Final answer:
The student’s question concerns calculating the vapor pressure of a water-glycerin solution at 20.0°C using Raoult’s Law. The nonvolatile glycerin does not contribute to vapor pressure, but it does lower the ratio of water molecules in the solution, leading to a reduced vapor pressure compared to pure water.
Step-by-step explanation:
The student is asking to calculate the vapor pressure of a solution after glycerin is added to water at a specific temperature. Because glycerin (C3H8O3) is a nonvolatile solute, it won't contribute to the vapor pressure of the solution; only the solvent (water in this case) will. The vapor pressure of the solution can be found using Raoult's Law, which states that the vapor pressure of the solution (Psolution) is equal to the vapor pressure of the pure solvent (Psolvent) multiplied by the mole fraction (Xsolvent) of the solvent in the solution.
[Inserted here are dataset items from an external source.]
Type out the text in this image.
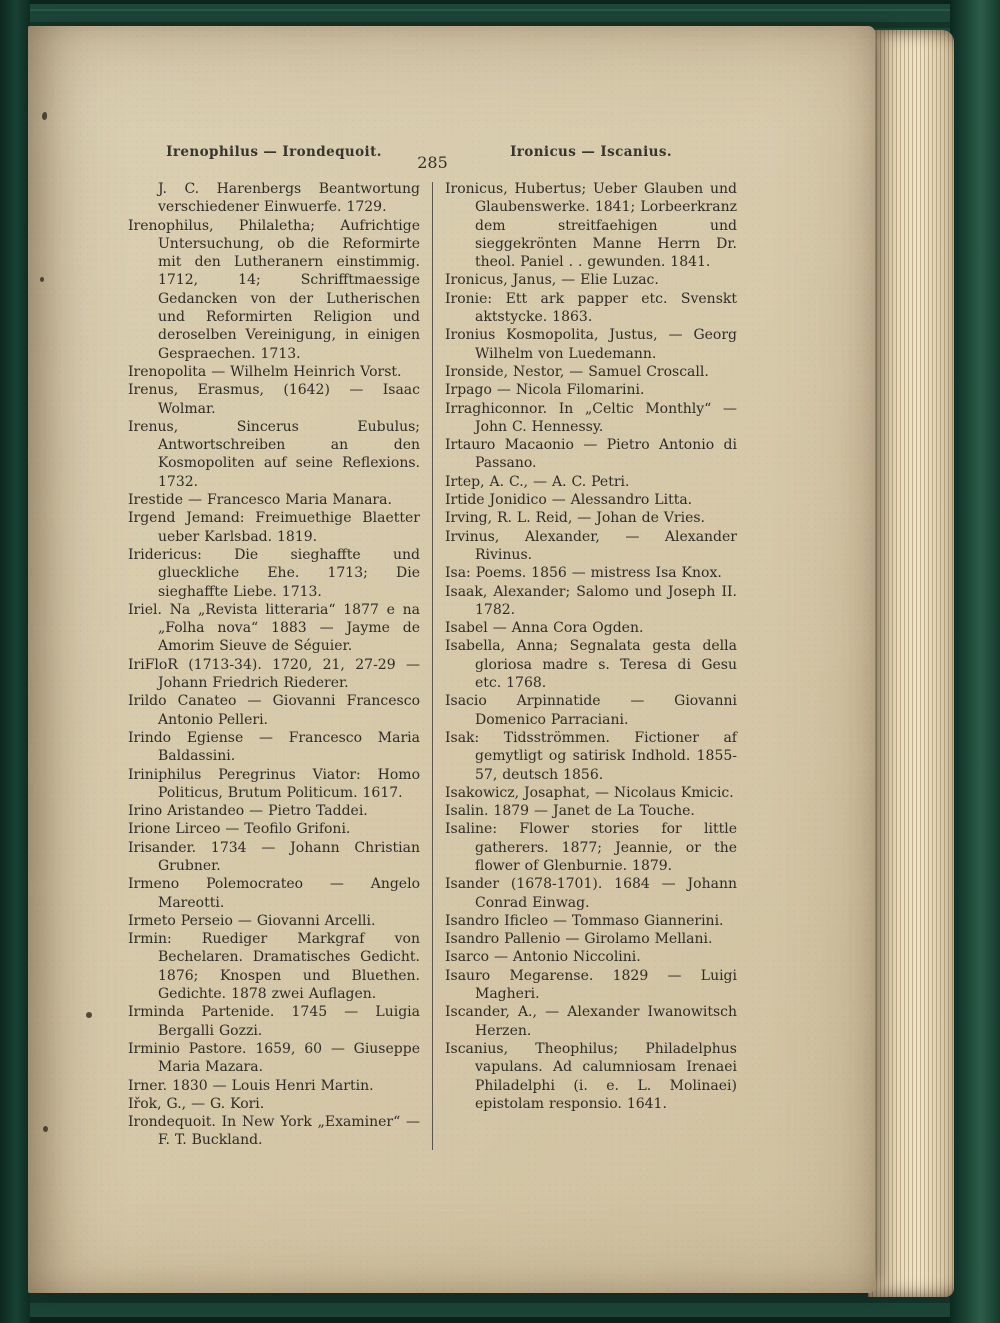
Irenophilus — Irondequoit.
285
Ironicus — Iscanius.

J. C. Harenbergs Beantwortung verschiedener Einwuerfe. 1729.

Irenophilus, Philaletha; Aufrichtige Untersuchung, ob die Reformirte mit den Lutheranern einstimmig. 1712, 14; Schrifftmaessige Gedancken von der Lutherischen und Reformirten Religion und deroselben Vereinigung, in einigen Gespraechen. 1713.

Irenopolita — Wilhelm Heinrich Vorst.

Irenus, Erasmus, (1642) — Isaac Wolmar.

Irenus, Sincerus Eubulus; Antwortschreiben an den Kosmopoliten auf seine Reflexions. 1732.

Irestide — Francesco Maria Manara.

Irgend Jemand: Freimuethige Blaetter ueber Karlsbad. 1819.

Iridericus: Die sieghaffte und glueckliche Ehe. 1713; Die sieghaffte Liebe. 1713.

Iriel. Na „Revista litteraria“ 1877 e na „Folha nova“ 1883 — Jayme de Amorim Sieuve de Séguier.

IriFloR (1713-34). 1720, 21, 27-29 — Johann Friedrich Riederer.

Irildo Canateo — Giovanni Francesco Antonio Pelleri.

Irindo Egiense — Francesco Maria Baldassini.

Iriniphilus Peregrinus Viator: Homo Politicus, Brutum Politicum. 1617.

Irino Aristandeo — Pietro Taddei.

Irione Lirceo — Teofilo Grifoni.

Irisander. 1734 — Johann Christian Grubner.

Irmeno Polemocrateo — Angelo Mareotti.

Irmeto Perseio — Giovanni Arcelli.

Irmin: Ruediger Markgraf von Bechelaren. Dramatisches Gedicht. 1876; Knospen und Bluethen. Gedichte. 1878 zwei Auflagen.

Irminda Partenide. 1745 — Luigia Bergalli Gozzi.

Irminio Pastore. 1659, 60 — Giuseppe Maria Mazara.

Irner. 1830 — Louis Henri Martin.

Iřok, G., — G. Kori.

Irondequoit. In New York „Examiner“ — F. T. Buckland.

Ironicus, Hubertus; Ueber Glauben und Glaubenswerke. 1841; Lorbeerkranz dem streitfaehigen und sieggekrönten Manne Herrn Dr. theol. Paniel . . gewunden. 1841.

Ironicus, Janus, — Elie Luzac.

Ironie: Ett ark papper etc. Svenskt aktstycke. 1863.

Ironius Kosmopolita, Justus, — Georg Wilhelm von Luedemann.

Ironside, Nestor, — Samuel Croscall.

Irpago — Nicola Filomarini.

Irraghiconnor. In „Celtic Monthly“ — John C. Hennessy.

Irtauro Macaonio — Pietro Antonio di Passano.

Irtep, A. C., — A. C. Petri.

Irtide Jonidico — Alessandro Litta.

Irving, R. L. Reid, — Johan de Vries.

Irvinus, Alexander, — Alexander Rivinus.

Isa: Poems. 1856 — mistress Isa Knox.

Isaak, Alexander; Salomo und Joseph II. 1782.

Isabel — Anna Cora Ogden.

Isabella, Anna; Segnalata gesta della gloriosa madre s. Teresa di Gesu etc. 1768.

Isacio Arpinnatide — Giovanni Domenico Parraciani.

Isak: Tidsströmmen. Fictioner af gemytligt og satirisk Indhold. 1855-57, deutsch 1856.

Isakowicz, Josaphat, — Nicolaus Kmicic.

Isalin. 1879 — Janet de La Touche.

Isaline: Flower stories for little gatherers. 1877; Jeannie, or the flower of Glenburnie. 1879.

Isander (1678-1701). 1684 — Johann Conrad Einwag.

Isandro Ificleo — Tommaso Giannerini.

Isandro Pallenio — Girolamo Mellani.

Isarco — Antonio Niccolini.

Isauro Megarense. 1829 — Luigi Magheri.

Iscander, A., — Alexander Iwanowitsch Herzen.

Iscanius, Theophilus; Philadelphus vapulans. Ad calumniosam Irenaei Philadelphi (i. e. L. Molinaei) epistolam responsio. 1641.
To use Raoult's Law, we need to calculate the mole fraction of water in the solution. First, we find the moles of glycerin by dividing its mass by its molar mass. Next, we find the mass of water using its density and the volume provided, and then convert this mass to moles. The mole fraction of water is the moles of water divided by the total moles of both water and glycerin. Then, we can calculate Psolution by multiplying this mole fraction by the given vapor pressure of pure water.
Assuming ideal behavior and ignoring any colligative properties that glycerin might introduce to the solution (which can be valid if the concentration of glycerin is low), the calculation for the vapor pressure of the solution will yield a value in torr. This value will be lower than the original vapor pressure of the pure water due to the addition of glycerin because the glycerin molecules take up space in the solution, reducing the number of water molecules present at the surface and thus their ability to escape into the vapor phase.